Biostatistics, Informatics, and Health Data Experts
Hakan Demirtas Heading link
Expert on: missing data, multiple imputation, stochastic simulation, random number generation, Bayesian computing, number theory.
Hakan’s work spans several major areas of statistics and is driven by an interest in developing statistically sound solutions to real-world problems. His methodological research interests can be categorized into the two broad areas: analysis of incomplete multivariate data and stochastic simulation. His concentration has been on biostatistics in recent years, however, the fundamental principles of these research topics can be applied to a wide range of disciplines including finance, econometrics, mathematics, engineering, quantitative social and behavioral sciences, among many others. Having engineering and business administration degrees, followed by a doctoral level training in mathematical statistics, and currently working in a public-health oriented environment, give him the tools and perspectives for striking a delicate balance between technique and judgment to make statistical, computational, and methodological contributions to a wide range of substantive areas.
Michael Petros Heading link
Expert on: clinical laboratory testing, screening policy, surveillance, genetics, data analysis
Michael Petros served 38 years at the City of Chicago and State of Illinois public health laboratories, first as a senior microbiologist and later, as chief of operations for the newborn /metabolic diseases screening section. His research interests include developing decision-making strategies for genetic screening policy and his teaching interests include population genetics, public health policy, disease screening, data analysis and the visual display of data.
Apostolis Sambanis Heading link
Expert on: disaster management, environmental risk management.
Apostolis Sambanis’ current research interests involve risk visualization and decision support content for managing disasters or measuring resilience. Previously research includes evaluation of a geospatial health risk computer program funded by the USEPA known as Spatial Analysis and Decision Assistance (SADA), implementing the CDC BRACE climate change adaptation framework for the state of Illinois, and developing a Private Sector Integration Plan for the creation of logistical inventory software to be used during a disaster response event.
Jiehuan Sun Heading link
Expert on: risk prediction, phenotyping.
Jiehuan Sun’s primary research interests are to develop statistical methods to deal with big longitudinal medical data including electronic health record (EHR) data and genomics data. His previous studies include building predictive models to calibrate the risk of congestive heart failure among type II diabetes patients using EHR data, developing high-throughput phenotyping algorithms to identify patients truly having certain disease based on medical history data such as ICD codes and clinical notes, and identifying disease-related genetic traits using both genetics data and EHR data.
Li Liu Heading link
Expert on: Statistics methodologies in behavioral and cancer research, Longitudinal design, multilevel/clustered data, survival data, mediation analyses.
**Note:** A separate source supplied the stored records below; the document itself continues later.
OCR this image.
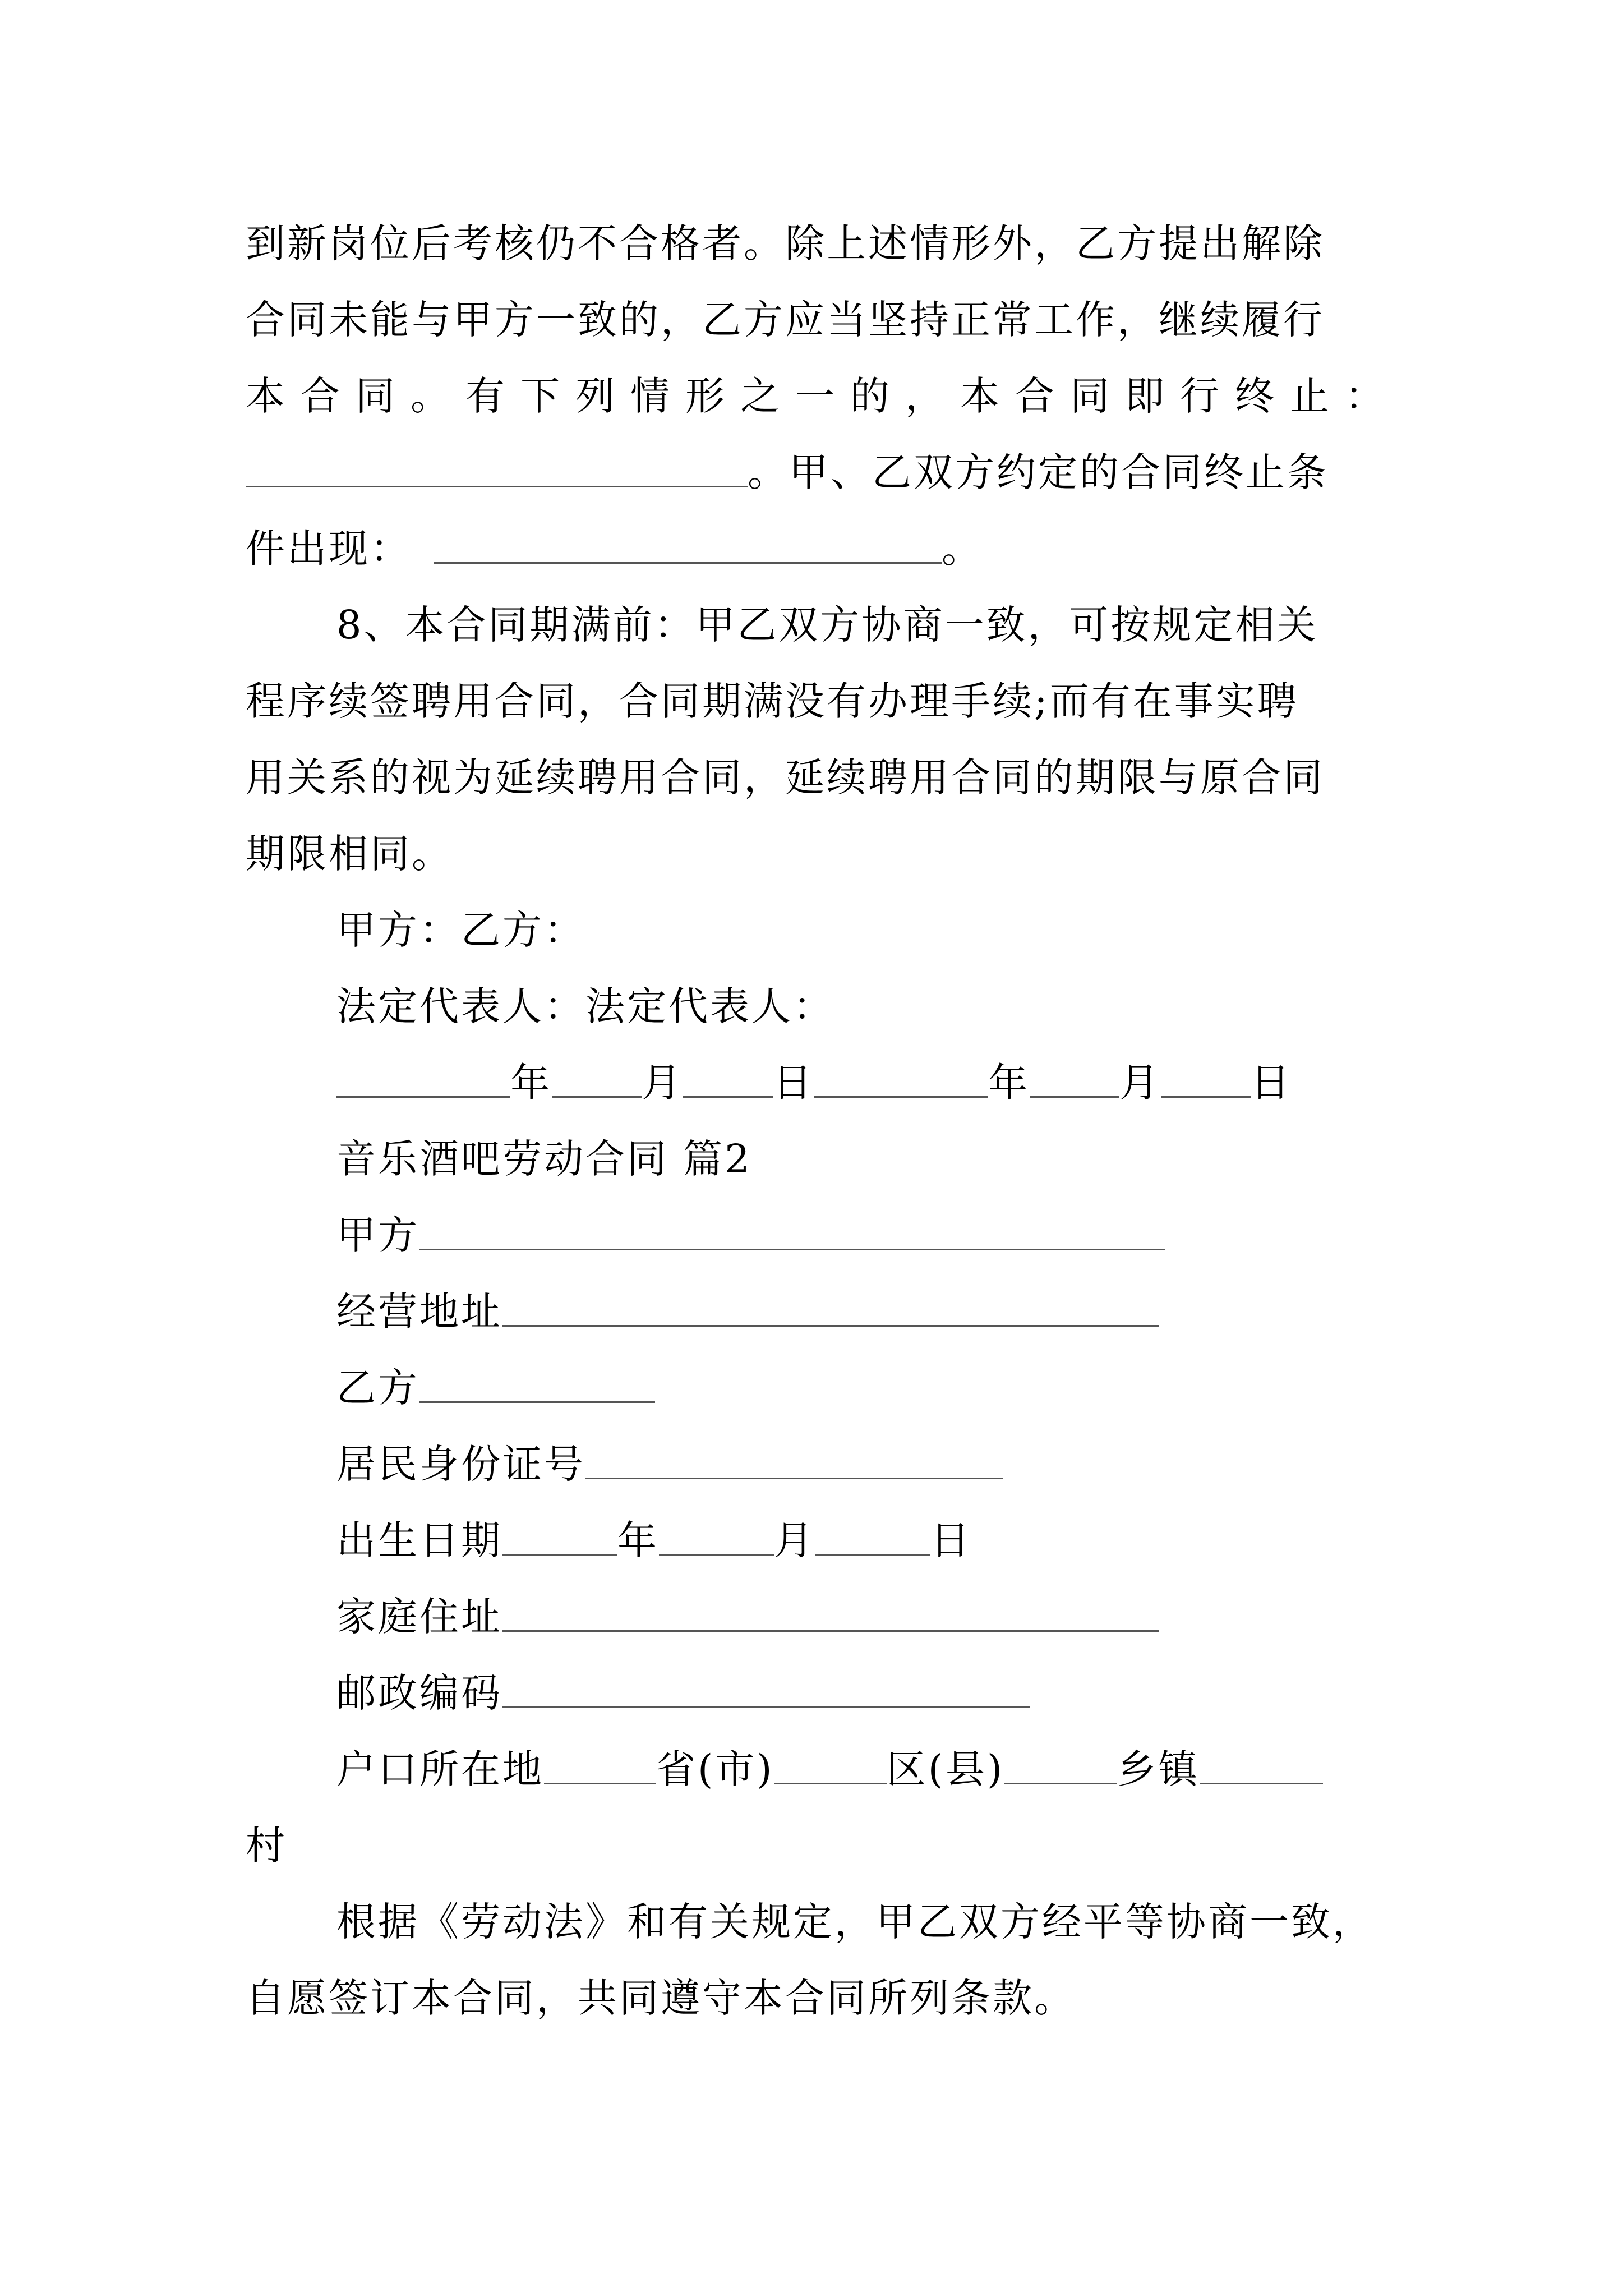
到新岗位后考核仍不合格者。除上述情形外，乙方提出解除
合同未能与甲方一致的，乙方应当坚持正常工作，继续履行
本 合 同 。 有 下 列 情 形 之 一 的 ， 本 合 同 即 行 终 止 ：
。甲、乙双方约定的合同终止条
件出现：	。
8、本合同期满前：甲乙双方协商一致，可按规定相关
程序续签聘用合同，合同期满没有办理手续;而有在事实聘
用关系的视为延续聘用合同，延续聘用合同的期限与原合同
期限相同。
甲方：乙方：
法定代表人：法定代表人：
年 月 日	年 月 日
音乐酒吧劳动合同 篇2
甲方
经营地址
乙方
居民身份证号
出生日期	年	月	日
家庭住址
邮政编码
户口所在地	省(市)	区(县)	乡镇
村
根据《劳动法》和有关规定，甲乙双方经平等协商一致，
自愿签订本合同，共同遵守本合同所列条款。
Li has extensive experience in the design and analysis of various types of data in longitudinal or multi-level studies. Her previous work included the design, execution, and analysis for multiple large-scale longitudinal efficacy trials, including prevention studies for adolescent behavior, efficacy trials for HIV prevention in global health, and prevention trials for preterm birth and early childhood health. In recently years, she is also supporting cancer research. The projects she served as a senior statistician included cancer biology and genomics data, cancer outcomes, Phase I and II clinical trials in cancer treatment, and cancer disparities.
Rrita Zejnullahi Heading link
Expert on: Meta-analysis and causal inference
Rrita’s research interests are in the use and development of statistical methods and tools to support policymaking. This includes the quantification of uncertainty of point estimates from predictive models, the formulation of effect sizes and effect size estimators in randomized and quasi-experiments when adjusting for covariates, and extensions of meta-analysis methods to small sample situations. She is also interested in generating empirical evidence about how policymakers and practitioners make decisions currently and designing tools that better support their decision-making processes.